Medal Of Honor Recipient Says LTC Vindman Was A ‘Spotlighter’ Whose Own Peers Wanted Him Out
Medal of Honor recipient MSG Leroy Petry defended President Donald Trump’s decision to fire LTC Alexander Vindman, saying that Vindman had shown he couldn’t be trusted.
Petry made an appearance on Sunday morning’s “Fox & Friends” and responded to the news that Vindman had been fired from his post on the National Security Council and escorted from the White House.
“I respect Donald Trump’s actions on escorting him out of the White House because he, as a team player, he should have brought it up through the chain of command and then blown the whistle if it didn’t get approved,” Petry began. “So, exactly my insight is, I would fired him too, I can’t trust you on my team, if you can’t bring me things you don’t agree with.”
Petry went on to address the fact that House Speaker Nancy Pelosi and numerous others — including Vice President Joe Biden on the New Hampshire debate stage — had lauded Vindman as a hero.
“I think this,” Petry said. “I respect his service, I understand he is Purple Heart recipient. Being a Purple Heart recipient doesn’t make somebody a hero. I’m sorry.”
“I appreciate your candor,” host Pete Hegseth, also an Army veteran, jumped in. “Wearing the uniform doesn’t make you immune from criticism especially on the National Security Council, it has now been identified you’re probably a part of leaking, certainly a part of concerted effort to hurt the president.”
Hegseth then pointed out what many have in the president’s defense: that every member of the National Security Council serves “at the pleasure of the president” and can be reassigned for any reason the White House chooses.
Petry went on to explain that Vindman, according to friends who had been with the lieutenant colonel in Ranger School, had referred to him as a “chow thief” and had not thought highly of him even then. “In ranger school, [they] said he couldn’t be trusted. They tried peering him out. They said, ‘Well, I guess it hasn’t changed much.’ Usually folks that try to make a big statue of something, what we call spotlighters in the military, trying to highlight themselves as a hero or doing something great. and you could do something great just doing your job.”

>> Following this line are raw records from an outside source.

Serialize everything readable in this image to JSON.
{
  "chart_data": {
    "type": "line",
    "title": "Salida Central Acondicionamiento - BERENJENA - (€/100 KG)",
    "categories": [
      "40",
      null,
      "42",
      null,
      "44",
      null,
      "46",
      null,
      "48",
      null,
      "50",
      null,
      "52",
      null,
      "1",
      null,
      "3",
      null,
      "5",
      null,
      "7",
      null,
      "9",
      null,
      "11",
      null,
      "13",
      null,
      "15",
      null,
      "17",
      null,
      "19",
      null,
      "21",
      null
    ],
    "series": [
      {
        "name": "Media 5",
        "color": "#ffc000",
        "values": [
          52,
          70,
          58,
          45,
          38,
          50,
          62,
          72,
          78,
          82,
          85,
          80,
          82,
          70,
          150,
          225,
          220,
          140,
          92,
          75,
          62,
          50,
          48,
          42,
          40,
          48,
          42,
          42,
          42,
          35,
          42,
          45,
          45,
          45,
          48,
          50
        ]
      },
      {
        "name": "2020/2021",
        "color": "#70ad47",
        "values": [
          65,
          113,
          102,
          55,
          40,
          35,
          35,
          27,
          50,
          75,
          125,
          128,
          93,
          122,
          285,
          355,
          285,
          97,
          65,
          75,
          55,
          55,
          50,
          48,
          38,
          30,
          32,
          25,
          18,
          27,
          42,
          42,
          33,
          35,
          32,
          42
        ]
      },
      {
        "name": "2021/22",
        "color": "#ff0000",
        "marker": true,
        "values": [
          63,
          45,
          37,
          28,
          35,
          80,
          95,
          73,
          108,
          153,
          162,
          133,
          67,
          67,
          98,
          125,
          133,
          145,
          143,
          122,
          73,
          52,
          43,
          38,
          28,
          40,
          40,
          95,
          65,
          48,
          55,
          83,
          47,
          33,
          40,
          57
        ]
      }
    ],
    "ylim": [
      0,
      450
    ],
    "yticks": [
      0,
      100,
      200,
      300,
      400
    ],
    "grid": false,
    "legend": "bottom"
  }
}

Hegseth jumped back in then to “translate” some of the military jargon Petry had used to describe Vindman, saying, “Chow thief, meaning that when there is limited food, you’re taking some so you can have some and your buddies don’t. Spotlight ranger is someone who, when the spotlight is on, you do a great job when spotlight is off, you’re not necessarily helping your buddies. And peered out means your fellow peers are voting against you to graduate from that particular school.”